MLFlow Documentation

The official documentation of MLFlow.

ArchiTXT creates a dedicated MLFlow experiment for logging and every simplification process is recorded as a separate run in this experiment. This detailed logging allows you to:

  • Track the progress and performance of each simplification step.

  • Compare different runs to identify the most effective parameters.

  • Easily navigate through experiment histories using the MLFlow UI.

Configure MLFlow#

Tip

By default, MLFlow logs experiments to a local directory. It is the recommended solution if you just want to try MLFlow.

To connect ArchiTXT to a remote MLFlow tracking server, set the environment variable MLFLOW_TRACKING_URI:

$ export MLFLOW_TRACKING_URI=http://127.0.0.1:5000  # Replace with your remote host

You can also set the tracking URI in your Python code:

import mlflow

mlflow.set_tracking_uri("http://127.0.0.1:5000")  # Replace with your remote host

Run Experiments#

ArchiTXT can log experiments to MLFlow if it is executed within an active MLFlow run. In Python, you can create a run as follows:

import mlflow

with mlflow.start_run():
    ... # <- Your code here

Once the run is started, execute your experiments as usual, and ArchiTXT will automatically handle the logging.

You can also enable MLFlow logging whe using the CLI by using the --log option.

Explore Data#

Visualize your logged data using the MLFlow web interface. If running locally, you can start the MLFlow UI by running:

$ mlflow ui

Open your browser and navigate to the default URL (usually http://127.0.0.1:5000).
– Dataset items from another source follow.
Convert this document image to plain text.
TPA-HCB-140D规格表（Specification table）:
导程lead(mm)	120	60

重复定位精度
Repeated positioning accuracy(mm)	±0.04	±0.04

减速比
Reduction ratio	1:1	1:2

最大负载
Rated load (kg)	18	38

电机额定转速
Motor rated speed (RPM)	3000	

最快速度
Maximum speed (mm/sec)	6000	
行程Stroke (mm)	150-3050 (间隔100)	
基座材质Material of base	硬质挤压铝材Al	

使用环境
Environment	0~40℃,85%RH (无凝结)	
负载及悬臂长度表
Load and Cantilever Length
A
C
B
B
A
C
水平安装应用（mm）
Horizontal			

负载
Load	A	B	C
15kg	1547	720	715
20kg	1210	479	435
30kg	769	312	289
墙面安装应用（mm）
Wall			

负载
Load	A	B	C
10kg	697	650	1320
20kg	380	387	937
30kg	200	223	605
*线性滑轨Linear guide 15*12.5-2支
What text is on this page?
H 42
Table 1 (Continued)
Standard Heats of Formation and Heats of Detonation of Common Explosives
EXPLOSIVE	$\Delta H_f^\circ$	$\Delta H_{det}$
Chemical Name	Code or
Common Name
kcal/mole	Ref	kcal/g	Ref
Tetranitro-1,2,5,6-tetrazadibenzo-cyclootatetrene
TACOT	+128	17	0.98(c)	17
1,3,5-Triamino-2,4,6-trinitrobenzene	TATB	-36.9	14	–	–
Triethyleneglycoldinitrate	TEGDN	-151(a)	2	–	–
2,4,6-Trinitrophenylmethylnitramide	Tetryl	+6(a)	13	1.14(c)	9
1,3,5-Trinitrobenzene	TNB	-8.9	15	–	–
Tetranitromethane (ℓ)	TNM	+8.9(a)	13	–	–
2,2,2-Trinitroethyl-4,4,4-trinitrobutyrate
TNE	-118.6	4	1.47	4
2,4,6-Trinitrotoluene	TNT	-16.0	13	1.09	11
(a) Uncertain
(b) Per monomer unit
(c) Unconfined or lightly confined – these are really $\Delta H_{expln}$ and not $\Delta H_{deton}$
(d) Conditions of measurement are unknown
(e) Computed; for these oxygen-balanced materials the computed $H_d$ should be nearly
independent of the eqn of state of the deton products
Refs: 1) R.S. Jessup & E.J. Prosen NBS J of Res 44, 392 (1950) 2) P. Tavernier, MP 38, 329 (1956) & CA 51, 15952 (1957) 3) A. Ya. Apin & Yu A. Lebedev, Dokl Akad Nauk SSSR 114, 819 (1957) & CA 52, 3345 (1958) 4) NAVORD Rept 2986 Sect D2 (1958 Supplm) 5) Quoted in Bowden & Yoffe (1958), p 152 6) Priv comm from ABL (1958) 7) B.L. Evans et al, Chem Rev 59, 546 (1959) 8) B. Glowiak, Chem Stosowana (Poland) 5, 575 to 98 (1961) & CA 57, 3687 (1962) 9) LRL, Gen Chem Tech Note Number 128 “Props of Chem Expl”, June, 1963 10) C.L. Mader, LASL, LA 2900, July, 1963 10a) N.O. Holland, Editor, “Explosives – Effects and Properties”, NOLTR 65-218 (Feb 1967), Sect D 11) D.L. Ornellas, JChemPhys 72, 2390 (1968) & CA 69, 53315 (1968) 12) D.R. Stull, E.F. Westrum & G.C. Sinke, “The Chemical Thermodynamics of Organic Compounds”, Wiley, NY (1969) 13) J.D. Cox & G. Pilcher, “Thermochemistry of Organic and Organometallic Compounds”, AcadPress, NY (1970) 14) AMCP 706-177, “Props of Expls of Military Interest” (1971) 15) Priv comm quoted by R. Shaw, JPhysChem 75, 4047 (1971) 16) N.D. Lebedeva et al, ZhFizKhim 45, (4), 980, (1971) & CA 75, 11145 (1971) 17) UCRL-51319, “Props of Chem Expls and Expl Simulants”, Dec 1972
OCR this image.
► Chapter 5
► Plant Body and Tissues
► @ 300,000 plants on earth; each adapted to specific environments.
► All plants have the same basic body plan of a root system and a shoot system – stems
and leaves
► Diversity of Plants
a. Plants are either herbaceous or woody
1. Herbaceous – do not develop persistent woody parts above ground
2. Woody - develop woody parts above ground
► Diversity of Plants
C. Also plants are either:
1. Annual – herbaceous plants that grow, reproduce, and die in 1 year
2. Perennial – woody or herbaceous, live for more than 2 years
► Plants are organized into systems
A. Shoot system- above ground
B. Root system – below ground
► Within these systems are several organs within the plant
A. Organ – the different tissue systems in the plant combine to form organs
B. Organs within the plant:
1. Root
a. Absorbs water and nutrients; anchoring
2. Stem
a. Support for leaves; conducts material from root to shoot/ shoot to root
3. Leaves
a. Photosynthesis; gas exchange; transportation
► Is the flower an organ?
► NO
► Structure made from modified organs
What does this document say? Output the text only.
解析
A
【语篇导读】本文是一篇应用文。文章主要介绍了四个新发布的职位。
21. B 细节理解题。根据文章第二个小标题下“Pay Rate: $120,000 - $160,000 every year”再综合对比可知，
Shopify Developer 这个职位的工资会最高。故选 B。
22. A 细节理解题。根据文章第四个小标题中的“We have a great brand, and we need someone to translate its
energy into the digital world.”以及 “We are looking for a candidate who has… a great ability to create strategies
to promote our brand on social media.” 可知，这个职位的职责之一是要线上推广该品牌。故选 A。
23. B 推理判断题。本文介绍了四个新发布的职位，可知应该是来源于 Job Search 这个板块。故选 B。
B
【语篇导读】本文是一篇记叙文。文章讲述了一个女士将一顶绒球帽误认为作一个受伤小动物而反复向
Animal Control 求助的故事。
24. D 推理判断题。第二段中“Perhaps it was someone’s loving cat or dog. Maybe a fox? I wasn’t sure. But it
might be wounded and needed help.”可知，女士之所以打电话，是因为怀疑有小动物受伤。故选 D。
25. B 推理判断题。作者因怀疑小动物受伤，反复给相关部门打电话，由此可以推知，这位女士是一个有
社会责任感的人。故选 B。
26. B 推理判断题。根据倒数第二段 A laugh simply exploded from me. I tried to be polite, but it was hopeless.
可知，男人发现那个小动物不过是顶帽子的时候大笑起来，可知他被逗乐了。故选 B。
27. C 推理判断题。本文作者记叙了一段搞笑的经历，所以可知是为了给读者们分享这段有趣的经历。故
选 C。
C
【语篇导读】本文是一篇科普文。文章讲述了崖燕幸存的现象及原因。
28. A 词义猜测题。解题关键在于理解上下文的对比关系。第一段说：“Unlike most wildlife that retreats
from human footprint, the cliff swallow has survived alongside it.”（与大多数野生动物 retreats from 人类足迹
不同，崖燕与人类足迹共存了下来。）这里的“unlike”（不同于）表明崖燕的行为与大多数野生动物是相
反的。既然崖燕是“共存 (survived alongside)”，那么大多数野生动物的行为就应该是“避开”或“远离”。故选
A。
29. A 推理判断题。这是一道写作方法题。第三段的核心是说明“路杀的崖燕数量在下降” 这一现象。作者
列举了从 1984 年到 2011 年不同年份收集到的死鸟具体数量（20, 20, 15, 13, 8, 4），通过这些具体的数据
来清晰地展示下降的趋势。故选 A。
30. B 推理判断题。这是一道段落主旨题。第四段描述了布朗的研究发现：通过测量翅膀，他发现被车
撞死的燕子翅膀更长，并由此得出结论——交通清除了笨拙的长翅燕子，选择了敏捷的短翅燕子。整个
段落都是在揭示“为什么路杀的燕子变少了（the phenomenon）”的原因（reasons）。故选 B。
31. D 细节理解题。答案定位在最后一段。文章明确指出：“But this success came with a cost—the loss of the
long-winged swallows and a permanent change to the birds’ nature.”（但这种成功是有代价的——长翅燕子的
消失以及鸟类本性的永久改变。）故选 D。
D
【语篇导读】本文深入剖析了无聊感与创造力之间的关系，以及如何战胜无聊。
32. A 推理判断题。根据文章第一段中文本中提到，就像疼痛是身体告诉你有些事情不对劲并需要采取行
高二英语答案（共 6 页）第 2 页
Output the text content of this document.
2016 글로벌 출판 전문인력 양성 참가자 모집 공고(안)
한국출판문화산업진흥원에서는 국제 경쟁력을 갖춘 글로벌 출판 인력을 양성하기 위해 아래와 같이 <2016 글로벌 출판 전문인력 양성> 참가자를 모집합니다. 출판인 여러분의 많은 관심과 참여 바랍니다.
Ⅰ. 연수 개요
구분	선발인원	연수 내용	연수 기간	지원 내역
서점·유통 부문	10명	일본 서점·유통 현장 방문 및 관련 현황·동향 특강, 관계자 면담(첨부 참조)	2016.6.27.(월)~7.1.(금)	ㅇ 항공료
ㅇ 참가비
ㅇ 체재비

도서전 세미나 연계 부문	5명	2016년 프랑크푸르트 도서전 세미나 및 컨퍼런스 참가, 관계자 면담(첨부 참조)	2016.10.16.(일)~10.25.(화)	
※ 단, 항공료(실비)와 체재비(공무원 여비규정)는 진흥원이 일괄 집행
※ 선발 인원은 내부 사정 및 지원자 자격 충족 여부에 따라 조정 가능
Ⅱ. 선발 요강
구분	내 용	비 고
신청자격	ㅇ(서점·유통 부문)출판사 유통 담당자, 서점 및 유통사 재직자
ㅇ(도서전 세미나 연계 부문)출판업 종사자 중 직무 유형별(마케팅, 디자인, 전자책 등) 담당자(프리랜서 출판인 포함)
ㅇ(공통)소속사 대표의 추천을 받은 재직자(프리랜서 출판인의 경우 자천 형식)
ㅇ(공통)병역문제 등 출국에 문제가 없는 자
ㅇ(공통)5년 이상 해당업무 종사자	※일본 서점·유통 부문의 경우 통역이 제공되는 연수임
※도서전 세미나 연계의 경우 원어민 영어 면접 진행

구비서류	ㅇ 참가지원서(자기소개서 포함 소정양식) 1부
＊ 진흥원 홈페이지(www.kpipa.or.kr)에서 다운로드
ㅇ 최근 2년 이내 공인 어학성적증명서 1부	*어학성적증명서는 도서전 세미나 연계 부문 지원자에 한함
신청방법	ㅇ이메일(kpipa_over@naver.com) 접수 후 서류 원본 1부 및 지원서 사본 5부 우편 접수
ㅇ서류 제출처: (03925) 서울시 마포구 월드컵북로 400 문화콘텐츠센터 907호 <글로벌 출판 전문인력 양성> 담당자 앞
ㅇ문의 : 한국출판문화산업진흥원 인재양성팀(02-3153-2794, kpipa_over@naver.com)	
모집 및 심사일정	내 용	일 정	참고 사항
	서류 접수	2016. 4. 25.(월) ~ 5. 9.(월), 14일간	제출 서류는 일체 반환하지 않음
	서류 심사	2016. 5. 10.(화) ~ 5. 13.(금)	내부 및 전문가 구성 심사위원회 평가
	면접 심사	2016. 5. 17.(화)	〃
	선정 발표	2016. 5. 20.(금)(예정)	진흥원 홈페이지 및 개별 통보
In the web UI, you can review your experiment details and performance metrics.

Simplification#

During the simplification, the following metrics are logged to MLFlow by the architxt.metrics.Metrics.log_to_mlflow() method after each iteration. Additional debug artifacts may be logged when debug=True.

Parameters#

Parameter Name

Range / Type

Description

nb_sentences

int

Total number trees in the forest.

tau

[0, 1]

The threshold for subtree similarity.

epoch

int

The maximum number of iteration.

min_support

int

The minimum support for structures to be considered frequent.

metric

str

The name of the metric used for the tree similarity.

edit_ops

str

The list of operations that will be applied on the trees.

General Metrics#

Metric Name

Range / Type

Description

nodes.count

int

Total number of nodes in the forest.

unlabeled.count

int

Number of nodes that have no associated label.

redundancy

[0, 1]

Median redundancy score of attribute groups exceeding a functional dependency threshold.

Clustering#

Metric Name

Range / Type

Description

clustering.cluster_count

int

Number of distinct clusters in the current forest.

clustering.ami

[-1, 1]

Adjusted Mutual Information between original and current clustering.

clustering.completeness

[0, 1]

Measures if all members of a class are assigned to the same cluster.

Entities#

Metric Name

Range / Type

Description

entities.coverage

[0, 1]

Jaccard similarity between original and current entity sets.

entities.count

int

Total number of entity-type nodes.

entities.distinct_count

int

Number of distinct entity labels.

entities.ratio

[0, 1]

Average number of entity nodes per distinct entity label.

Groups#

Metric Name

Range / Type

Description

groups.count

int

Total number of group-type nodes.

groups.distinct_count

int

Number of distinct group labels.

groups.ratio

[0, 1]

Average number of group nodes per distinct group label.

Relations#

Metric Name

Range / Type

Description

relations.count

int

Total number of relation-type nodes.

relations.distinct_count

int

Number of distinct relation labels.

relations.ratio

[0, 1]

Average number of relation nodes per distinct relation label.

Collections#

Metric Name

Range / Type

Description

collections.count

int

Total number of collection-type nodes.

collections.distinct_count

int

Number of distinct collection labels.

collections.ratio

[0, 1]

Average number of collection nodes per distinct collection label.

Schema#

Metric Name

Range / Type

Description

schema.overlap

[0, 1]

Overlap ratio of attribute groups in the current schema.

schema.balance

[0, 1]

Balance score of group sizes in the current schema.

schema.productions

int

Number of productions (grammar rules) in the current schema.

schema.non_terminal

int

Number of non-terminal symbols (labels) in the current schema.